The rise of machine learning and deep learning (ML/DL) capabilities has dramatically increased while the barrier to entry for introducing these capabilities into a software stack has decreased. A small tech firm today can offer capabilities that benefit from ML/DL applications without necessarily needing a data scientist on staff and it's safe to assume they might not have a security engineer on staff either. Much of the ML/DL applications used today were originally designed without considering potential adversarial threats. Even at a large company it shouldn't be assumed that data scientists are fully aware of the potential security risks to ML/DL applications and I believe that for most security professionals there hasn't been a significant issue yet within ML/DL to put these systems fully on their radar. This leaves a huge opportunity for hackers to do a considerable amount of damage before reactionary counter measures are taken within the tech industry. I generally find, especially within the security industry, that it's 95% reactive and 5% proactive with most proactive capabilities existing within the more wealthy businesses.
In the geopolitical space we have two major nation states (the United States and China) that are significantly contributing to the advancement of Artificial Intelligence. The technical philosophy of these two counties is quite a bit different and leaving one of those countries in particular, in a tough situation. China has a significant amount of data that can be harvested, so their focus is more about how to get models to produce the end product. This means China can get to the end result faster and potentially leap frog features initially. The United States - because it has vastly less potential in data gathering - has been forced to spend its research energy on how to extract the greatest amount of training from as little amount of data as possible, in the quickest amount of time. The United States has also been pushed to perform research in things like data privacy and has been going through technical growing pains where learning/inference capabilities have been questioned within certain scenarios (like facial recognition) which China does not have to deal with. This puts the United States in a tough situation because China can spend its energy getting to the end result and use - or even potentially steal - any significant new fundamental capabilities from the United States to make greater advancement.
While most small businesses won't be operating on the cutting edge, all of us play on the same battlefield of the internet. The tech and security industry needs to start aggressively developing both proactive and reactive security capabilities for the wave of ML/DL attacks that are likely happening now and will likely increase as more significant advancement occurs and more companies rely on training models.

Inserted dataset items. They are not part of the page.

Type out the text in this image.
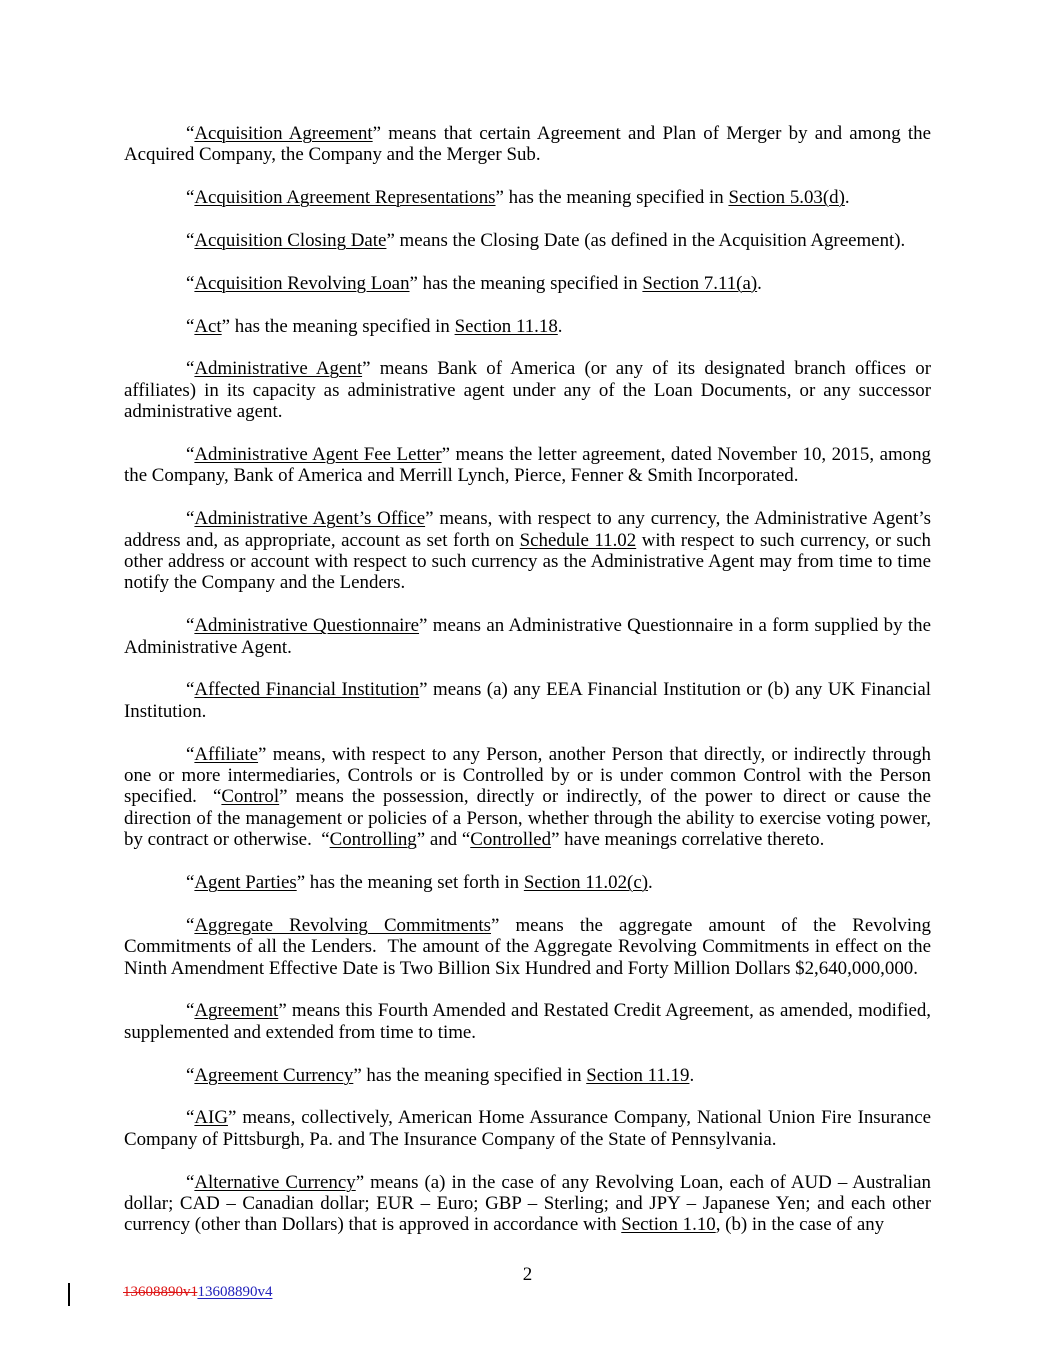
“Acquisition Agreement” means that certain Agreement and Plan of Merger by and among the Acquired Company, the Company and the Merger Sub.

“Acquisition Agreement Representations” has the meaning specified in Section 5.03(d).

“Acquisition Closing Date” means the Closing Date (as defined in the Acquisition Agreement).

“Acquisition Revolving Loan” has the meaning specified in Section 7.11(a).

“Act” has the meaning specified in Section 11.18.

“Administrative Agent” means Bank of America (or any of its designated branch offices or affiliates) in its capacity as administrative agent under any of the Loan Documents, or any successor administrative agent.

“Administrative Agent Fee Letter” means the letter agreement, dated November 10, 2015, among the Company, Bank of America and Merrill Lynch, Pierce, Fenner & Smith Incorporated.

“Administrative Agent’s Office” means, with respect to any currency, the Administrative Agent’s address and, as appropriate, account as set forth on Schedule 11.02 with respect to such currency, or such other address or account with respect to such currency as the Administrative Agent may from time to time notify the Company and the Lenders.

“Administrative Questionnaire” means an Administrative Questionnaire in a form supplied by the Administrative Agent.

“Affected Financial Institution” means (a) any EEA Financial Institution or (b) any UK Financial Institution.

“Affiliate” means, with respect to any Person, another Person that directly, or indirectly through one or more intermediaries, Controls or is Controlled by or is under common Control with the Person specified.  “Control” means the possession, directly or indirectly, of the power to direct or cause the direction of the management or policies of a Person, whether through the ability to exercise voting power, by contract or otherwise.  “Controlling” and “Controlled” have meanings correlative thereto.

“Agent Parties” has the meaning set forth in Section 11.02(c).

“Aggregate Revolving Commitments” means the aggregate amount of the Revolving Commitments of all the Lenders.  The amount of the Aggregate Revolving Commitments in effect on the Ninth Amendment Effective Date is Two Billion Six Hundred and Forty Million Dollars $2,640,000,000.

“Agreement” means this Fourth Amended and Restated Credit Agreement, as amended, modified, supplemented and extended from time to time.

“Agreement Currency” has the meaning specified in Section 11.19.

“AIG” means, collectively, American Home Assurance Company, National Union Fire Insurance Company of Pittsburgh, Pa. and The Insurance Company of the State of Pennsylvania.

“Alternative Currency” means (a) in the case of any Revolving Loan, each of AUD – Australian dollar; CAD – Canadian dollar; EUR – Euro; GBP – Sterling; and JPY – Japanese Yen; and each other currency (other than Dollars) that is approved in accordance with Section 1.10, (b) in the case of any

2
13608890v113608890v4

Thinking as an attacker, the end goal of attacking ML/DL is a lot different than many of the popular attacks today. For ransomware the attacker’s goal is to deny the user of their data and make them pay to get their data back. A clear cut transaction. An attacker may use denial of service to stop for a period of time business operations or try to use a vulnerability within a system to steal sensitive internal or customer data. For ML/DL applications, the end goal is not as cut and dry, nor as noticeable to the target.
When thinking about application based Adversarial AI Attacks there are several known categories:
The most popular attack scenario, manipulating inputs to a trained model with the goal of producing incorrect output.
Data Poisoning Attacks
At the training phase, contaminating the training data in a particular way produces incorrect output at inference time. (This is primarily what the B1-66ER adversary seeks to achieve)
These attacks are a bit less pinpointed. The attacker is not directly trying to contaminate or manipulate the data but more trying to understand the model itself or extract knowledge based on the training. Exploratory attacks not only fall under covert capabilities but also privacy related data extraction like membership inference attacks.
While some of these Adversarial AI application attacks may get noticed by an EDR by way of getting to the intended target machine, once the attacker is on the target machine very little is out there to protect a company from application based Adversarial AI attacks. A company could take measures to air-gap sensitive training environments, but that is not necessarily a catch all solution nor does it solve the underlying issue and some companies may not know how to do this or do it effectively. An issue I have witnessed in the field is that there needs to be an example that produces a real world adversarial attack with repeatability that is available to a mass audience. Adversarial AI attacks are being produced to develop security controls and tools, but much of it is being done in Academia foundational research where prototypes are developed, papers are published, and a small sample set of ideas move on and the majority goes dormant when funding is allocated elsewhere.
The tech industry needs developed capabilities like simulated Adversarial AI attacks on the network and also have various proven developed adversarial countermeasures like adversarial retraining. At Prelude we are developing B1-66ER, an adversarial chain which intends to provide security professionals a way to simulate an end-to-end Adversarial AI attack. In this adversarial chain, you will perform not only the training, but also the data poisoning to contaminate the training model. Once B1-66ER is completed, you will have the ability to test your network against Adversarial Attacks and be able to test developed countermeasures. This will hopefully result in the ability to use developed adversaries like B1-66ER as a test bed to further develop proactive and reactive Adversarial AI capabilities.